I am unable to perceive the force of the distinction drawn by the learned counsel, pro se, between a. prayer to enjoin the enforcement of the assessment, which necessarily includes the effect of a decree annulling the tax certificates, and a suit which omits the special prayer for injunctive relief, but asks that the assessment be declared void and thereby whatever seeming shadow it casts upon the title be removed.

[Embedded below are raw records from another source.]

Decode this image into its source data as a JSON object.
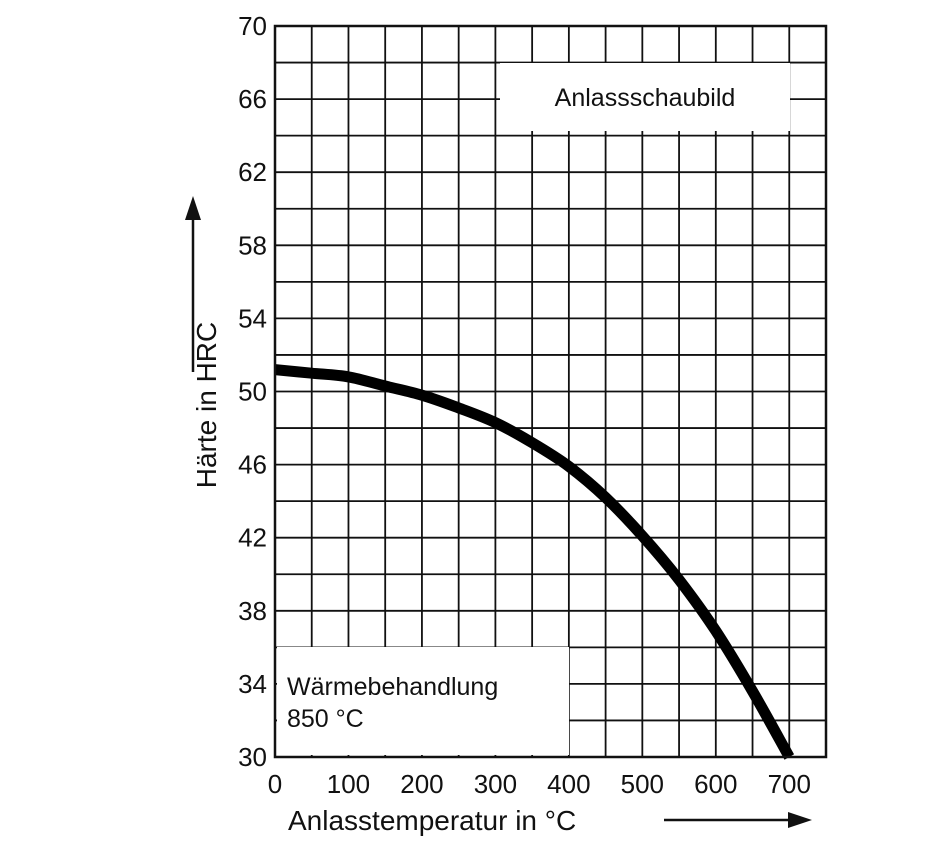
{
  "chart_data": {
    "type": "line",
    "title": "Anlassschaubild",
    "xlabel": "Anlasstemperatur in °C",
    "ylabel": "Härte in HRC",
    "xlim": [
      0,
      750
    ],
    "ylim": [
      30,
      70
    ],
    "x_ticks": [
      "0",
      "100",
      "200",
      "300",
      "400",
      "500",
      "600",
      "700"
    ],
    "y_ticks": [
      "70",
      "66",
      "62",
      "58",
      "54",
      "50",
      "46",
      "42",
      "38",
      "34",
      "30"
    ],
    "grid": true,
    "annotation": {
      "line1": "Wärmebehandlung",
      "line2": "850 °C"
    },
    "series": [
      {
        "x": [
          0,
          50,
          100,
          150,
          200,
          250,
          300,
          350,
          400,
          450,
          500,
          550,
          600,
          650,
          700
        ],
        "y": [
          51.2,
          51.0,
          50.8,
          50.3,
          49.8,
          49.1,
          48.3,
          47.2,
          45.9,
          44.2,
          42.1,
          39.7,
          36.9,
          33.6,
          30.0
        ]
      }
    ],
    "colors": {
      "curve": "#000000",
      "grid": "#111111"
    }
  }
}
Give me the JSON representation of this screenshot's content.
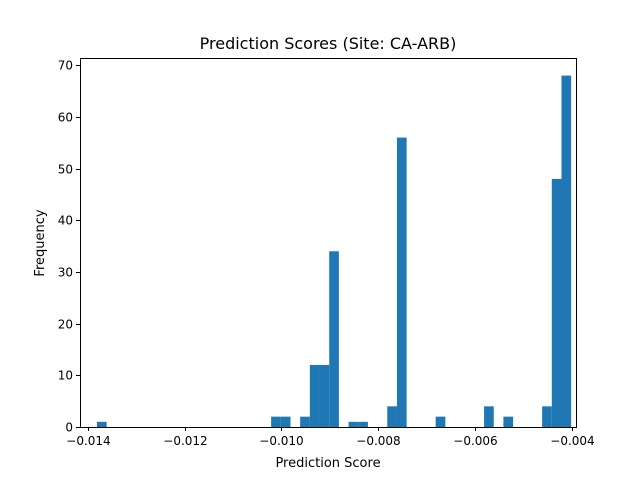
{
  "chart_data": {
    "type": "bar",
    "title": "Prediction Scores (Site: CA-ARB)",
    "xlabel": "Prediction Score",
    "ylabel": "Frequency",
    "xlim": [
      -0.01416,
      -0.00391
    ],
    "ylim": [
      0,
      71.4
    ],
    "grid": false,
    "bar_color": "#1f77b4",
    "bin_width": 0.0002,
    "x_ticks": [
      -0.014,
      -0.012,
      -0.01,
      -0.008,
      -0.006,
      -0.004
    ],
    "x_tick_labels": [
      "−0.014",
      "−0.012",
      "−0.010",
      "−0.008",
      "−0.006",
      "−0.004"
    ],
    "y_ticks": [
      0,
      10,
      20,
      30,
      40,
      50,
      60,
      70
    ],
    "y_tick_labels": [
      "0",
      "10",
      "20",
      "30",
      "40",
      "50",
      "60",
      "70"
    ],
    "bins": [
      {
        "x0": -0.01381,
        "x1": -0.01361,
        "count": 1
      },
      {
        "x0": -0.01021,
        "x1": -0.01001,
        "count": 2
      },
      {
        "x0": -0.01001,
        "x1": -0.00981,
        "count": 2
      },
      {
        "x0": -0.00961,
        "x1": -0.00941,
        "count": 2
      },
      {
        "x0": -0.00941,
        "x1": -0.00921,
        "count": 12
      },
      {
        "x0": -0.00921,
        "x1": -0.00901,
        "count": 12
      },
      {
        "x0": -0.00901,
        "x1": -0.00881,
        "count": 34
      },
      {
        "x0": -0.00861,
        "x1": -0.00841,
        "count": 1
      },
      {
        "x0": -0.00841,
        "x1": -0.00821,
        "count": 1
      },
      {
        "x0": -0.00781,
        "x1": -0.00761,
        "count": 4
      },
      {
        "x0": -0.00761,
        "x1": -0.00741,
        "count": 56
      },
      {
        "x0": -0.00681,
        "x1": -0.00661,
        "count": 2
      },
      {
        "x0": -0.00581,
        "x1": -0.00561,
        "count": 4
      },
      {
        "x0": -0.00541,
        "x1": -0.00521,
        "count": 2
      },
      {
        "x0": -0.00461,
        "x1": -0.00441,
        "count": 4
      },
      {
        "x0": -0.00441,
        "x1": -0.00421,
        "count": 48
      },
      {
        "x0": -0.00421,
        "x1": -0.00401,
        "count": 68
      }
    ]
  }
}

It has never occurred to counsel or the courts in the multitude of litigation contesting the validity of such assessments for street improvements, that where the amount assessed was below $2,000 the controversy might be brought into the federal court to determine the *166validity of such a tax lien by merely omitting a prayer for injunction, and limiting it to a decree annulling the assessment and declaring the land free from the pretended lien.

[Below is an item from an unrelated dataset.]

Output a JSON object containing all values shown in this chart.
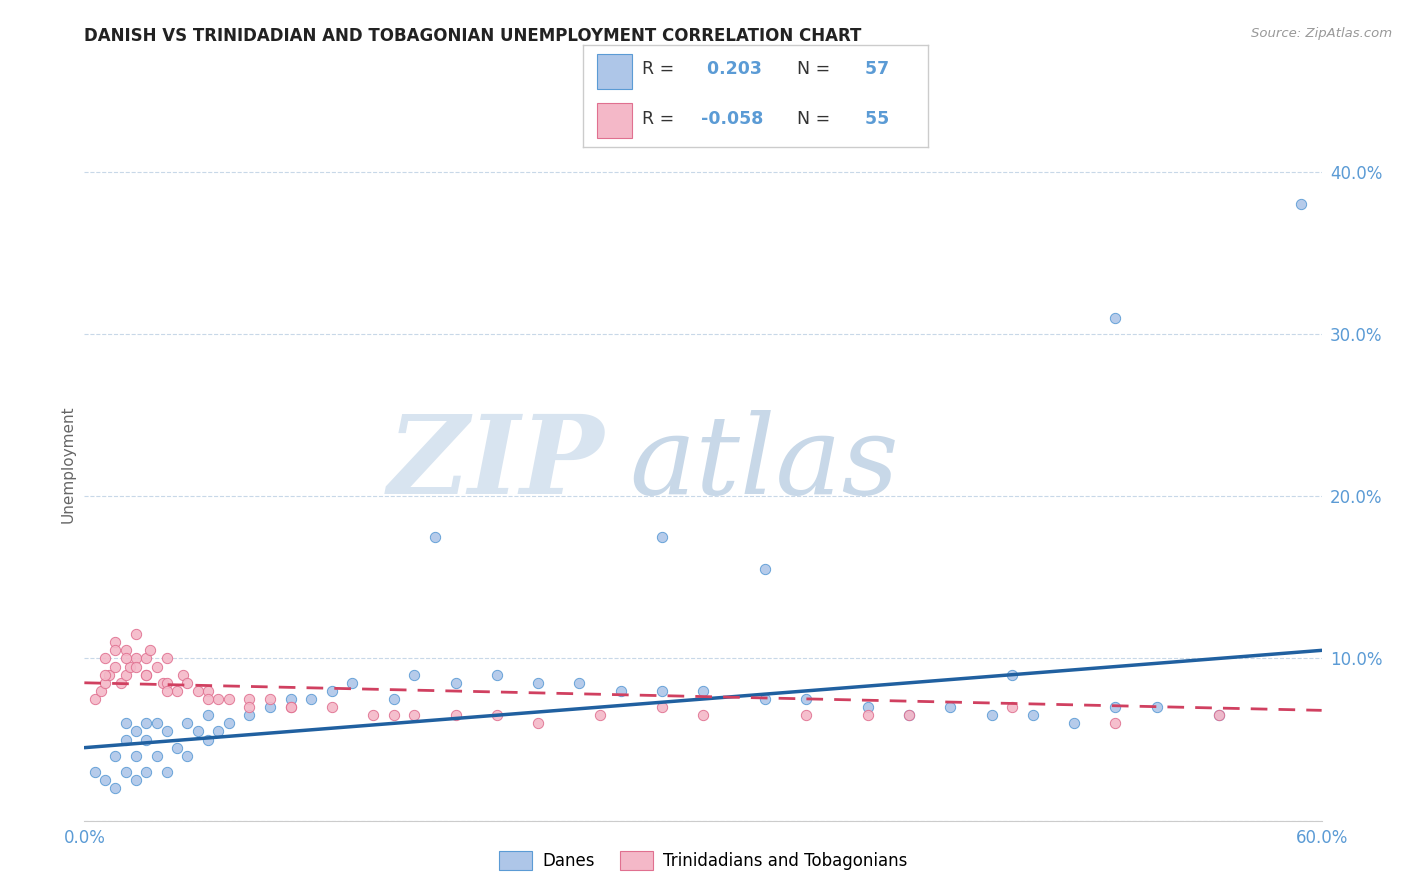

The Supreme Court of this state has uniformily held that a suit contesting the validity, of such tax bill for street improvements, even where it is alleged that such tax bill casts a cloud on the title to the real estate, does not involve the title to the real estate within the meaning of the Constitution, which gives appellate jurisdiction to the Supreme Court of. the state over all controversies affecting the title to real estate. Barber Asphalt Paving Co. v Hezel, 138 Mo. 228, 39 S. W. 781; Smith v. City of Westport, 174 Mo. 394, 74 S. W. 610; Syenite Granite Company v. Bobb, 97 Mo. 46, 11 S. W. 225; Corrigan v. Morris, 97 Mo. 174, 10 S. W. 880. The law disregards the mere nomenclature given to a pleading, but looks rather to its substantive effect. The distinction is palpable between this and that class of cases like qui tarn actions, and to remove clouds on title under claim of ownership based on record title, and the like, in which it is-held that the amount in dispute, to determine the jurisdiction, is the value of the land, and not the interest asserted thereto' by the adverse claimants. See Smith v. Adams, 130 U. S. 167, 9 Sup. Ct. 566, 32 L. Ed. 895. Such was the nature of the following cases: Peirsoll v. Elliott, 6 Pet. 95, 8 L. Ed. 332; Stark v. Starr, 6 Wall. 409, 18 L. Ed. 925; Jones v. Bolles, 9 Wall. 364, 19 L. Ed. 734; Holland v. Challen, 110 U. S. 15, 3 Sup. Ct. 495, 28 L. Ed. 52; Lehigh Z. & I. Co. v. N. J. Z. & I. Co. (C. C.) 43 Fed. 545.

It results that the bill must be dismissed for want of jurisdiction, without prejudice.